Probe of CIA Rekindles Interest in Old Drug Case


A 6-year-old motion filed in a Los Angeles County Sheriff’s Department corruption case is adding fuel to a burgeoning public discussion over the alleged participation of U.S. government agents in drug trafficking and weapons shipments.

The motion, filed in 1990 by Century City defense lawyer Harland W. Braun, alleges that sheriff’s deputies serving a search warrant in 1986 turned up evidence linking CIA operatives to military activities in Central America and drug sales in Los Angeles. Claims of a similar relationship were made in a recent series of articles by the San Jose Mercury News, which alleged that the CIA-sponsored Nicaraguan Contras smuggled cocaine to South-Central Los Angeles.

Sparked by that series, members of Congress are conducting their own probe. They have obtained the 1990 motion as part of that inquiry.

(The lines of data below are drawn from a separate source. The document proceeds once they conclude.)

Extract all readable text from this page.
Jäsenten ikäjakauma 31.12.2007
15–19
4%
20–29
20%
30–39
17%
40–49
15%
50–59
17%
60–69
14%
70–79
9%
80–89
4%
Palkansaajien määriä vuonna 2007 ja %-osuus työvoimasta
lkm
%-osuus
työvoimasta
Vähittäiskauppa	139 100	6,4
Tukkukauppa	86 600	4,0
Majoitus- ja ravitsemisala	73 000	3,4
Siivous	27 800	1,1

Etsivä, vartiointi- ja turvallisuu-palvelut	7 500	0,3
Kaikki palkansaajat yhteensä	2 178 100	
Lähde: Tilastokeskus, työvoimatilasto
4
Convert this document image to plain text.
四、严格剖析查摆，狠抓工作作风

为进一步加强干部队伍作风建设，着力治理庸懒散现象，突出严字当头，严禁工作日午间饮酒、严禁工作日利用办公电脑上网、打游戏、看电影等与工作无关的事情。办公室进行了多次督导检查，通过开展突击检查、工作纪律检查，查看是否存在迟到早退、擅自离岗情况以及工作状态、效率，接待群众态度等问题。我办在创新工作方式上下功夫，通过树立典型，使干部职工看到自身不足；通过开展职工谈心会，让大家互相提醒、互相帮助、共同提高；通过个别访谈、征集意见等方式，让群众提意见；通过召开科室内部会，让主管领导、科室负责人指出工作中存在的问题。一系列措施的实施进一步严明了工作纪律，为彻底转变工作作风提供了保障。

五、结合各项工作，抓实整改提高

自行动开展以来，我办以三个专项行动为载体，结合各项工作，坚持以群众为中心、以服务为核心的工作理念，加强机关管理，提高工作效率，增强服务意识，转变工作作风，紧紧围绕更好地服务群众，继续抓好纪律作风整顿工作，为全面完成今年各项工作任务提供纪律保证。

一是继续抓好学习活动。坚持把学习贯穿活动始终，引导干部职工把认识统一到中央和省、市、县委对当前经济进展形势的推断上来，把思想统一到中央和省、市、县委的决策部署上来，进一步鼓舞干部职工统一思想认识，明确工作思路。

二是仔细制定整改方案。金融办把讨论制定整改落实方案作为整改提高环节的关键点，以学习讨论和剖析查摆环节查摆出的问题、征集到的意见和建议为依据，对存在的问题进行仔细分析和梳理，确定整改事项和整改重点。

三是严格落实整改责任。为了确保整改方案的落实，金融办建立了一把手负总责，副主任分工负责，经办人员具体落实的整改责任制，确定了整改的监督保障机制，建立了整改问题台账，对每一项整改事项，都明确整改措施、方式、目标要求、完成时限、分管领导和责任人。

Rep. Julian C. Dixon (D-Los Angeles), a member of the House Intelligence Committee, said Friday that he has received a copy of the motion, but has not had time to review it.


According to the six-page document, deputies serving warrants in a 1986 drug case entered the home of an alleged money launderer believed to be associated with a major drug ring.

The deputies allegedly encountered a man who identified himself as a CIA agent and gave the deputies the name of his contact in Virginia, where the agency is headquartered. The man was allowed to notify the CIA of the searches, the motion states, adding that the deputies proceeded with their search.

“Officers discovered films of military operations in Central America, technical manuals, information on assorted military hardware and communications, and numerous documents indicating that drug money was being used to purchase military equipment for Central America,” according to the motion. “The officers also discovered blown-up pictures of the suspect in Central America with the Contras showing military equipment and military bases.”

Deputies concluded that the suspect was working with the Blandon family, the motion stated. Oscar Danilo Blandon is an admitted drug dealer who worked as an informant for the Drug Enforcement Administration and was a key witness in this year’s drug conviction of former Los Angeles crack kingpin Ricky Ross.


The motion’s explosive allegations are sure to fuel the renewed national debate on alleged CIA involvement in drug trafficking.

In an interview Friday, Braun said a number of elected officials are seeking to obtain documents that may shed more light on the allegations.


Braun’s allegations were reported by The Times when he first filed the motion in 1990, but the issue quickly died, in part because U.S. District Judge Edward Rafeedie, at the request of prosecutors, issued a gag order barring Braun and other trial lawyers from airing the matter. Rafeedie said that even if the allegations made by Braun were true, they were not relevant to the case against sheriff’s deputies accused of skimming drug money and filing false tax returns, among other things.


But now, with the issue of possible drug involvement by CIA operatives again in the news and Braun no longer prevented from publicly discussing the issue, the defense lawyer is renewing his provocative allegations.

“Someone in the 1980s made the decision that it was important enough to support the Contras that they [the government] would participate in drug dealing,” he said.

In his motion, Braun said that after seizing the materials from the house, deputies booked the material as evidence. According to Braun, however, federal agents removed the property from sheriff’s headquarters.

“Mysteriously, all records of the search, seizure and property also ‘disappeared’ from the Sheriff’s Department,” Braun wrote in the motion.


Sheriff’s officials vehemently denied those allegations at the time, and prosecutors accused Braun of floating the issue to distract from the evidence against his client, a sheriff’s deputy named Daniel Garner. Garner later served time in federal custody.

But now Braun accuses the federal government of ignoring the importance of the allegations raised in his motion. According to the defense lawyer, who is one of Los Angeles’ most prominent attorneys, agents and prosecutors never followed up on the charges, a failure that Braun believes represents an act of official negligence.

Braun acknowledges that he never pursued the allegations, which he presented in court not so much to spark an inquiry as to bolster his client’s case. Braun intended to offer the evidence in order to show that the government had acted outrageously.

Had he succeeded in convincing the judge of the government’s misconduct, Braun said, he would have asked for the charges against Garner to be dismissed. But when Rafeedie barred the issue from the trial, that ended the matter, Braun said.


“I didn’t really think of this ideologically,” he said. “I thought of it as a defense. . . . I didn’t follow it up because I really didn’t have a major interest in it.”